法人県民税(法人税割)の標準税率に0.8%程度を上乗せして徴収する特例措置(超過課税)を実施している自治体で、超過課税の適用期間を延長し、実質的に恒久化する動きが広がっています。その多くが、2021年に特例措置を5年間延長しており、来年には期限切れを迎えるため。多くのケースでは9月の県議会定例会で適用期間の5年間延長を認める条例を可決。31年まで再延長する内容となっています。
法人県民税には「均等割」と「法人税割」があり、①県内に事務所・事業所がある法人は均等割と法人税割を②県内に事務所・事業所はないが寮・宿泊所・クラブなどがある法人は均等割を③法人課税信託の引き受けを行うことにより法人税を課される個人で、県内に事務所または事業所を有するものは法人税割を――それぞれ納付。法人県民税の「均等割」は資本金の大きさなどによる法人区分ごとに税額が定められており、「法人税割」は法人税額に一律の税率を乗じて算出します。
「超過課税」とは、地方税法で定められた標準税率を超える税率で課税すること。

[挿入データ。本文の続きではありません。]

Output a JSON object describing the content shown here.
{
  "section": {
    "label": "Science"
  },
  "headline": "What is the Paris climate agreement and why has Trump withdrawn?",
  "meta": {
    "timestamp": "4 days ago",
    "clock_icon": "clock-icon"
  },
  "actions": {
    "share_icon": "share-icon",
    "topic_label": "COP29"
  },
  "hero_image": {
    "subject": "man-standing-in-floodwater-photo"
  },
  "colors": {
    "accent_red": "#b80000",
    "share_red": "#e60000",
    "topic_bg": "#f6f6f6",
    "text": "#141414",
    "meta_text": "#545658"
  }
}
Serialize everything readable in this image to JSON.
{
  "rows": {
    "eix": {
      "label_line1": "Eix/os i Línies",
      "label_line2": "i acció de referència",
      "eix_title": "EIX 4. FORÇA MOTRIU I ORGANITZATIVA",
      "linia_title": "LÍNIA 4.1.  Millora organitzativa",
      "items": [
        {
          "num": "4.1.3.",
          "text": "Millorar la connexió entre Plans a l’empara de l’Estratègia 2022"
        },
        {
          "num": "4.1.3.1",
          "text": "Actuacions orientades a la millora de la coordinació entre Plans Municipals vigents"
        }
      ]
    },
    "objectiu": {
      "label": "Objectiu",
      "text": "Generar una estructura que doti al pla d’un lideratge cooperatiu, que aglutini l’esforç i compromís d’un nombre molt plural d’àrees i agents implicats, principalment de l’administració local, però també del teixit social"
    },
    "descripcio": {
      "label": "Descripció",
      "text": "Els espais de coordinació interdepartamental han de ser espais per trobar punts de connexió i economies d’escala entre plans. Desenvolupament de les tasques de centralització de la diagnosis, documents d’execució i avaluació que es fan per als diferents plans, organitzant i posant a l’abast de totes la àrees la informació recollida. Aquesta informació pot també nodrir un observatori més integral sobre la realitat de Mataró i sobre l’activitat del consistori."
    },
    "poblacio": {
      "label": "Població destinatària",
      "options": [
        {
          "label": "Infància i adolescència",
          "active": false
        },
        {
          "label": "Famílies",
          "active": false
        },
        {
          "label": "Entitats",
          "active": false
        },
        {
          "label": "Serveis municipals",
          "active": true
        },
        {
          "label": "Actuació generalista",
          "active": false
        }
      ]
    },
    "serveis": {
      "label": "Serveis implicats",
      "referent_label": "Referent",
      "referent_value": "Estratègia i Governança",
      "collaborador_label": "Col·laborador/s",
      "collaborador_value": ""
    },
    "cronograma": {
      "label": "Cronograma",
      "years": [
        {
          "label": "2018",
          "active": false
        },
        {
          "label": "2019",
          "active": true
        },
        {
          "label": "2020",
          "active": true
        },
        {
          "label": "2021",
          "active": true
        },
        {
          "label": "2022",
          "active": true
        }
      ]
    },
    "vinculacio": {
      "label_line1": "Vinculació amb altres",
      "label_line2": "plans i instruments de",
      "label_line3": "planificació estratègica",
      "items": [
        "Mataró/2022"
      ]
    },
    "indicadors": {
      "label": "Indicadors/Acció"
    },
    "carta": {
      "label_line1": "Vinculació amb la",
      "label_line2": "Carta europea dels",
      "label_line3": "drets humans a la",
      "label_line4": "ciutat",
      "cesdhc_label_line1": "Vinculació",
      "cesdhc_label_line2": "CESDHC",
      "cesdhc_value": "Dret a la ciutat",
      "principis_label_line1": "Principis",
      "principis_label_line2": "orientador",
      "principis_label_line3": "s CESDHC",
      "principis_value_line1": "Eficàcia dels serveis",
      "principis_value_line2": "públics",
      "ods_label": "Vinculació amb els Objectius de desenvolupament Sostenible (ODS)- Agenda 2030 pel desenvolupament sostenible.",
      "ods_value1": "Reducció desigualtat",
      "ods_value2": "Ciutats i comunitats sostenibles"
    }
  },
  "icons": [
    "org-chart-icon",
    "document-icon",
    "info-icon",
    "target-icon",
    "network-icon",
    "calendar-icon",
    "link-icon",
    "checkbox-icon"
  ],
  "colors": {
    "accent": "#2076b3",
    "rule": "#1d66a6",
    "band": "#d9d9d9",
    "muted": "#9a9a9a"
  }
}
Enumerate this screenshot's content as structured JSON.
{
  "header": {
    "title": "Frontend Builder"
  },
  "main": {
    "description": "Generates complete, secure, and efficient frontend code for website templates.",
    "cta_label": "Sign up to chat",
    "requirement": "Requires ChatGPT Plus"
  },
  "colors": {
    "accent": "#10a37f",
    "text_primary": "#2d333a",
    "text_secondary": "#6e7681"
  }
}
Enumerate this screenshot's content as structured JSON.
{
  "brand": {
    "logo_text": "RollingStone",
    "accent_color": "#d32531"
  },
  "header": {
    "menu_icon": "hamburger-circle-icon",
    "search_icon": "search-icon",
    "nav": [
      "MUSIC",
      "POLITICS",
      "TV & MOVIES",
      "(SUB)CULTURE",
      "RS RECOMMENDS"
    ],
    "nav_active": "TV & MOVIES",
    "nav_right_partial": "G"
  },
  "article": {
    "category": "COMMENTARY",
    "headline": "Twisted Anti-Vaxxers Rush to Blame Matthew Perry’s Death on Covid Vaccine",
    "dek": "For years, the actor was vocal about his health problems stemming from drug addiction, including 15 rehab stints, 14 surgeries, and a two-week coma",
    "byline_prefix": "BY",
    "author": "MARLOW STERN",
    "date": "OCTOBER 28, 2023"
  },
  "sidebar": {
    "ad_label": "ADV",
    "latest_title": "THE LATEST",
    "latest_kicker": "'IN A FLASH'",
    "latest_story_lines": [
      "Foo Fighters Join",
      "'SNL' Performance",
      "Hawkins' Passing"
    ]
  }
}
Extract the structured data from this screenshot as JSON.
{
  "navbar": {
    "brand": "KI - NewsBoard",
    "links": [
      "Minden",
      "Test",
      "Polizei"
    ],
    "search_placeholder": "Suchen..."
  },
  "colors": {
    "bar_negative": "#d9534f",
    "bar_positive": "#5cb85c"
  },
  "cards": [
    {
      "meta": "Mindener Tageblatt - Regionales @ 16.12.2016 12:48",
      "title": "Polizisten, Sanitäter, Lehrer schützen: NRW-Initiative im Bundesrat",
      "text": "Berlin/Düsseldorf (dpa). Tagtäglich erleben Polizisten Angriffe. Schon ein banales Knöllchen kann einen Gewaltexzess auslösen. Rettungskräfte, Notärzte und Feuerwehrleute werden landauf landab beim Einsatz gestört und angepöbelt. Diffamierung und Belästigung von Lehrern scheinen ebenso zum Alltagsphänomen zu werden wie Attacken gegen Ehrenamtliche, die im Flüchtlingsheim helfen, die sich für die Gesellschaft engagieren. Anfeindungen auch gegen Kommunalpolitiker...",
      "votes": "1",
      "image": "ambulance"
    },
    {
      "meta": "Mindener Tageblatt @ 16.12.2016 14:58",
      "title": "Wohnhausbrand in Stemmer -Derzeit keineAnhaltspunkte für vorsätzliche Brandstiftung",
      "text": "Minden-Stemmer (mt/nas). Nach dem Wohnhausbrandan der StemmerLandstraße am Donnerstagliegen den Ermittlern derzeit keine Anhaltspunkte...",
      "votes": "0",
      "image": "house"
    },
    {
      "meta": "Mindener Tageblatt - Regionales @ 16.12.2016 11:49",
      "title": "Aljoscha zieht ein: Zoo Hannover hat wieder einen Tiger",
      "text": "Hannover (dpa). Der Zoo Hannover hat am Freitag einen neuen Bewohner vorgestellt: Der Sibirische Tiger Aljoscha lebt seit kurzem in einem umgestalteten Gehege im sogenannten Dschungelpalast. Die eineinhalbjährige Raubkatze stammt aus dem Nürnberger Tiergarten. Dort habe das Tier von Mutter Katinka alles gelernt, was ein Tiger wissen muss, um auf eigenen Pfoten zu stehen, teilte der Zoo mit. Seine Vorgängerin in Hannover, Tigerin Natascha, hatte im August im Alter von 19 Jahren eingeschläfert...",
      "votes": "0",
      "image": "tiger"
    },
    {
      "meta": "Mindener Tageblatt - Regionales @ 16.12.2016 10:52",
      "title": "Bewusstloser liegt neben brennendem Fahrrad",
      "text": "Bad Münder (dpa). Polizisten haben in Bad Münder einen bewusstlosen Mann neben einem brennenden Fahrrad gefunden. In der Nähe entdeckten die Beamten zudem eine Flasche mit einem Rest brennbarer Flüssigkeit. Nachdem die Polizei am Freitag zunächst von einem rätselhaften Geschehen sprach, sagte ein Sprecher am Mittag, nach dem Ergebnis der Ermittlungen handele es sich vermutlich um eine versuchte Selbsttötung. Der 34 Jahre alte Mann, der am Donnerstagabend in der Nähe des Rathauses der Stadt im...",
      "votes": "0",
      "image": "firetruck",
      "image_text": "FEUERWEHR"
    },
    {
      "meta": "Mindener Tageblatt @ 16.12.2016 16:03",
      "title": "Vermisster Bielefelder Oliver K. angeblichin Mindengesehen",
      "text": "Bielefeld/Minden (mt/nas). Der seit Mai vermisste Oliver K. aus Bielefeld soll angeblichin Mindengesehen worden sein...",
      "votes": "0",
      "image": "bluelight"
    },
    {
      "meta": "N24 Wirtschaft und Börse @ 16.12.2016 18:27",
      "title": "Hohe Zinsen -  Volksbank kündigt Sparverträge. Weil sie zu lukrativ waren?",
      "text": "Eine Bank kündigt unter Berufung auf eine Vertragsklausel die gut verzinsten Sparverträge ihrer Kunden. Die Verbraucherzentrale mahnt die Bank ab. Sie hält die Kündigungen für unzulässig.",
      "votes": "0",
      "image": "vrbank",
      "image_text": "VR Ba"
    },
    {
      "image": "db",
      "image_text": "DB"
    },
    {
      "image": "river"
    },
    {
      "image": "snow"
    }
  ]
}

多くの自治体では、1975年に「法人の県民税の特例に関する条例」などといった名称で特例措置を制定していて、おおむね5年に1度のペースで法人税割の標準税率に0.8%程度上乗せする超過課税の適用期間延長を半世紀以上繰り返しています。
今回、さらに5年間の再延長を決めた自治体では、超過課税の状態が55年以上続くことが確定したといえます。